Our members will redefine what the theatrical experience means. Cinema is much more than a passive form of entertainment. It’s immersive and life-changing. Cinema is not meant to exist on the same digital playing field as funny cat videos on YouTube, or endless TikTok scrolling.

Billions of people around the world had the option of going to the movies taken away from them during the pandemic, and the longing to return to that experience was palpable. Now that they are coming back, the excitement is invigorating.

The sense of community that cinema creates is more important than ever. Cinemas are a vital part of the small towns and big cities in which they are located. The foot traffic movie theaters create will help surrounding businesses recover from COVID-19. According to an Ernst and Young study that NATO released last week, in addition to the $18.3 billion in direct movie theater revenue, movie-night spending on other businesses here in the U.S. amounted to $5 billion in 2019 before the pandemic hit.
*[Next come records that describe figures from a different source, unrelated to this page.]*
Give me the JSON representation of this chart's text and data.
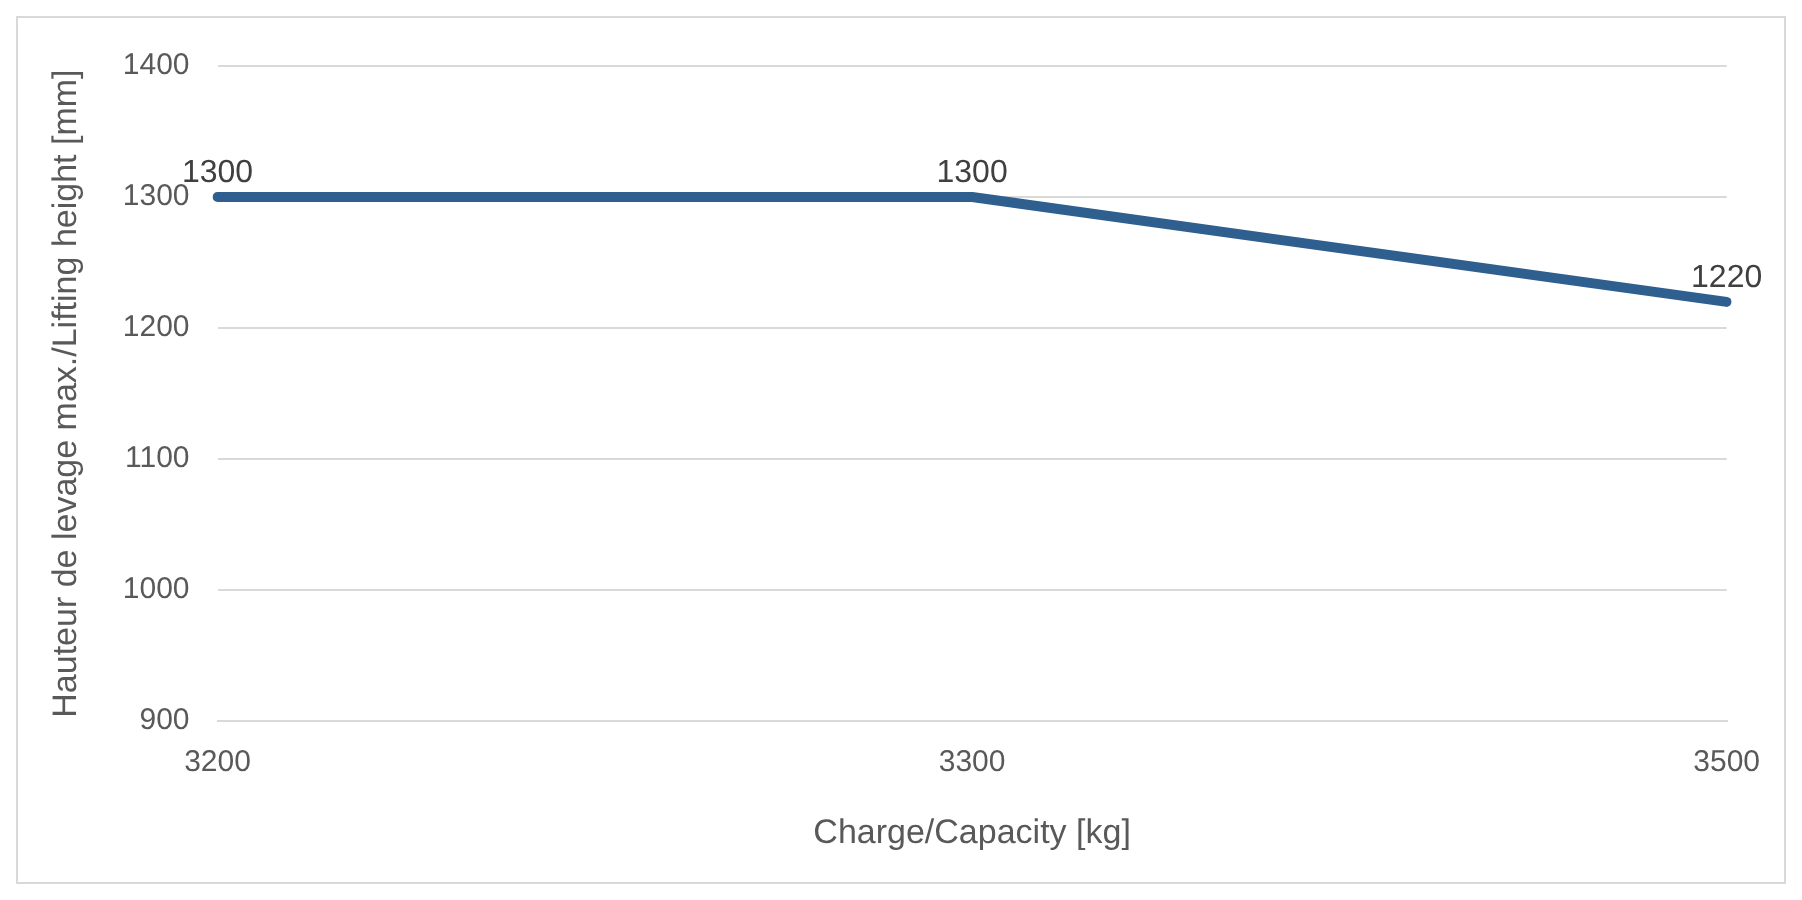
{
  "chart_data": {
    "type": "line",
    "xlabel": "Charge/Capacity [kg]",
    "ylabel": "Hauteur de levage max./Lifting height [mm]",
    "categories": [
      "3200",
      "3300",
      "3500"
    ],
    "series": [
      {
        "color": "#2f5f8f",
        "values": [
          1300,
          1300,
          1220
        ]
      }
    ],
    "ylim": [
      900,
      1400
    ],
    "yticks": [
      900,
      1000,
      1100,
      1200,
      1300,
      1400
    ],
    "grid": "y",
    "legend": false,
    "marker": "none",
    "line_style": "solid",
    "data_labels": true
  }
}
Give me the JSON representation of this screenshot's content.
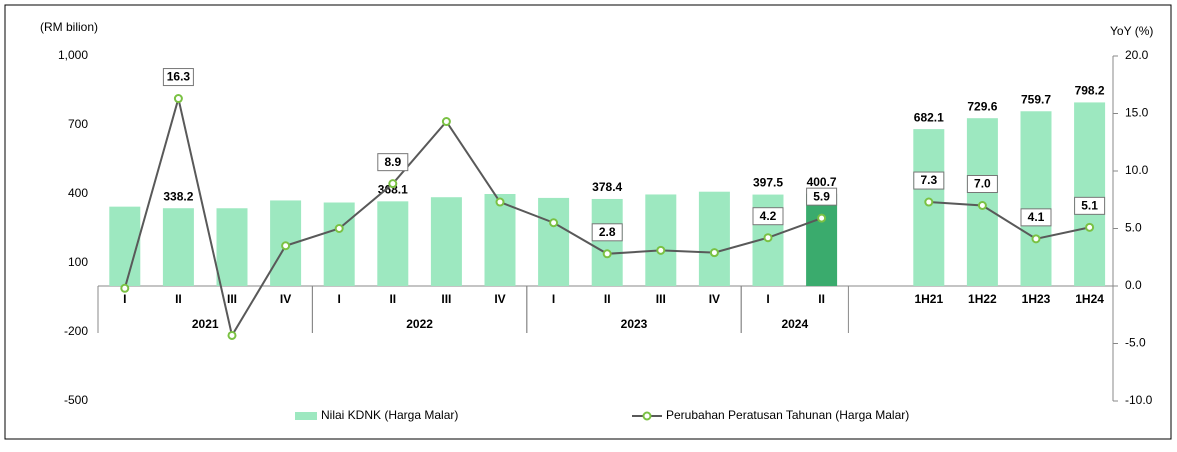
{
  "chart_data": {
    "type": "bar-line",
    "y_label": "(RM bilion)",
    "y2_label": "YoY (%)",
    "groups": [
      {
        "name": "2021",
        "categories": [
          "I",
          "II",
          "III",
          "IV"
        ]
      },
      {
        "name": "2022",
        "categories": [
          "I",
          "II",
          "III",
          "IV"
        ]
      },
      {
        "name": "2023",
        "categories": [
          "I",
          "II",
          "III",
          "IV"
        ]
      },
      {
        "name": "2024",
        "categories": [
          "I",
          "II"
        ]
      },
      {
        "categories": [
          "1H21",
          "1H22",
          "1H23",
          "1H24"
        ]
      }
    ],
    "series": [
      {
        "name": "Nilai KDNK (Harga Malar)",
        "type": "bar",
        "colors": [
          "#9de8c0",
          "#9de8c0",
          "#9de8c0",
          "#9de8c0",
          "#9de8c0",
          "#9de8c0",
          "#9de8c0",
          "#9de8c0",
          "#9de8c0",
          "#9de8c0",
          "#9de8c0",
          "#9de8c0",
          "#9de8c0",
          "#3aab6d",
          "#9de8c0",
          "#9de8c0",
          "#9de8c0",
          "#9de8c0"
        ],
        "values": [
          345,
          338.2,
          338,
          372,
          363,
          368.1,
          386,
          400,
          383,
          378.4,
          398,
          410,
          397.5,
          400.7,
          682.1,
          729.6,
          759.7,
          798.2
        ],
        "value_labels": [
          null,
          "338.2",
          null,
          null,
          null,
          "368.1",
          null,
          null,
          null,
          "378.4",
          null,
          null,
          "397.5",
          "400.7",
          "682.1",
          "729.6",
          "759.7",
          "798.2"
        ]
      },
      {
        "name": "Perubahan Peratusan Tahunan (Harga Malar)",
        "type": "line",
        "axis": "y2",
        "color": "#595959",
        "marker_color": "#7ac143",
        "values": [
          -0.2,
          16.3,
          -4.3,
          3.5,
          5.0,
          8.9,
          14.3,
          7.3,
          5.5,
          2.8,
          3.1,
          2.9,
          4.2,
          5.9,
          7.3,
          7.0,
          4.1,
          5.1
        ],
        "value_labels": [
          null,
          "16.3",
          null,
          null,
          null,
          "8.9",
          null,
          null,
          null,
          "2.8",
          null,
          null,
          "4.2",
          "5.9",
          "7.3",
          "7.0",
          "4.1",
          "5.1"
        ]
      }
    ],
    "ylim": [
      -500,
      1000
    ],
    "yticks": [
      -500,
      -200,
      100,
      400,
      700,
      {
        "value": 1000,
        "label": "1,000"
      }
    ],
    "y2lim": [
      -10,
      20
    ],
    "y2ticks": [
      {
        "value": -10,
        "label": "-10.0"
      },
      {
        "value": -5,
        "label": "-5.0"
      },
      {
        "value": 0,
        "label": "0.0"
      },
      {
        "value": 5,
        "label": "5.0"
      },
      {
        "value": 10,
        "label": "10.0"
      },
      {
        "value": 15,
        "label": "15.0"
      },
      {
        "value": 20,
        "label": "20.0"
      }
    ]
  }
}
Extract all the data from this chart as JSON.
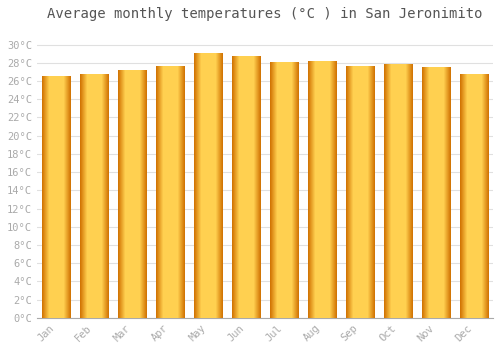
{
  "title": "Average monthly temperatures (°C ) in San Jeronimito",
  "months": [
    "Jan",
    "Feb",
    "Mar",
    "Apr",
    "May",
    "Jun",
    "Jul",
    "Aug",
    "Sep",
    "Oct",
    "Nov",
    "Dec"
  ],
  "temperatures": [
    26.5,
    26.7,
    27.2,
    27.6,
    29.0,
    28.7,
    28.0,
    28.1,
    27.6,
    27.8,
    27.5,
    26.7
  ],
  "bar_color_main": "#FFB800",
  "bar_color_left": "#E07800",
  "bar_color_right": "#FFC830",
  "ylim": [
    0,
    32
  ],
  "yticks": [
    0,
    2,
    4,
    6,
    8,
    10,
    12,
    14,
    16,
    18,
    20,
    22,
    24,
    26,
    28,
    30
  ],
  "ytick_labels": [
    "0°C",
    "2°C",
    "4°C",
    "6°C",
    "8°C",
    "10°C",
    "12°C",
    "14°C",
    "16°C",
    "18°C",
    "20°C",
    "22°C",
    "24°C",
    "26°C",
    "28°C",
    "30°C"
  ],
  "background_color": "#ffffff",
  "grid_color": "#e0e0e0",
  "title_fontsize": 10,
  "tick_fontsize": 7.5,
  "font_family": "monospace",
  "tick_color": "#aaaaaa"
}
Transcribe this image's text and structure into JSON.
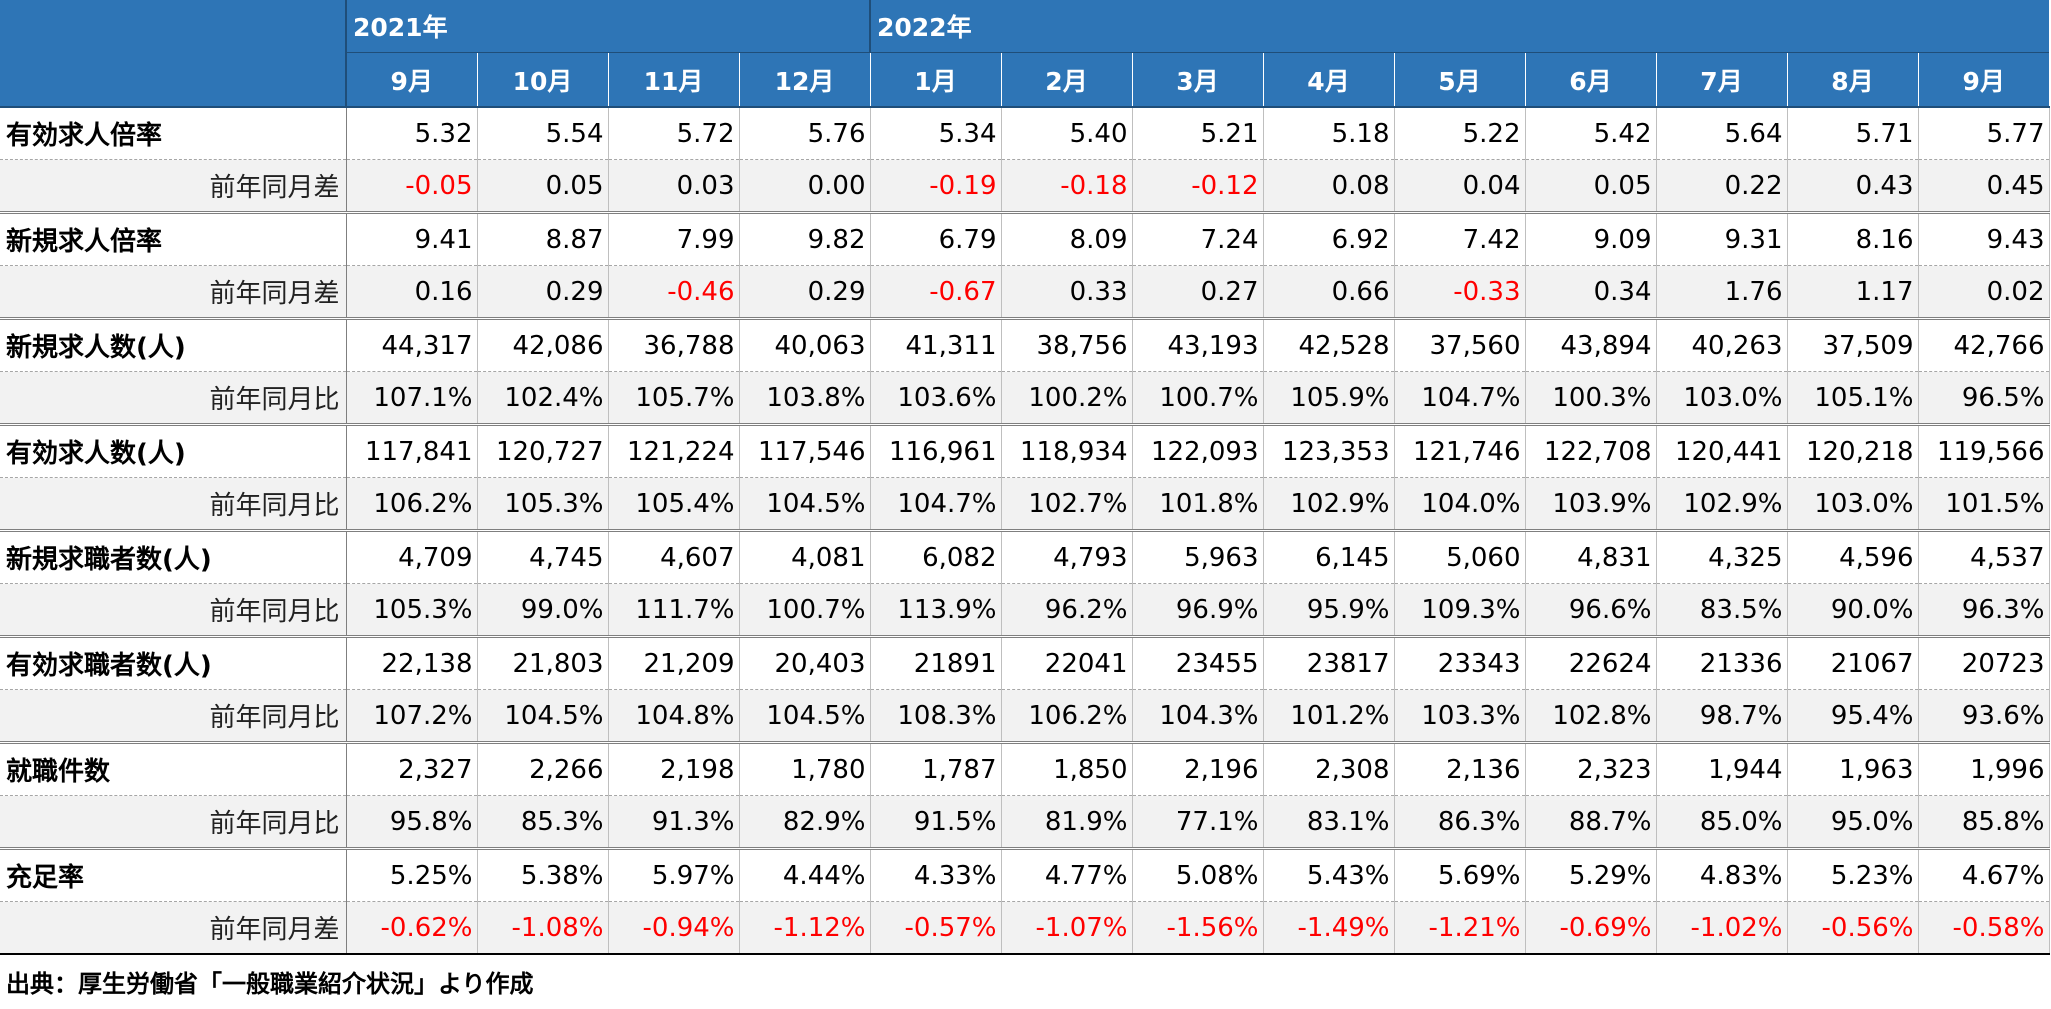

We will return to that level again.

I am very excited about the week’s schedule. We have a lot to discuss, and I look forward to the insights that will come out of the panels we have scheduled. It feels great to watch studio presentations in the Colosseum once again. I want to thank our partners at ICTA, led by Frank Tees, and NAC, led by Adam Gottlieb, for their help with this show. Also, special thanks to NCM for designing today’s presentation. And . . . Thank you all for being here.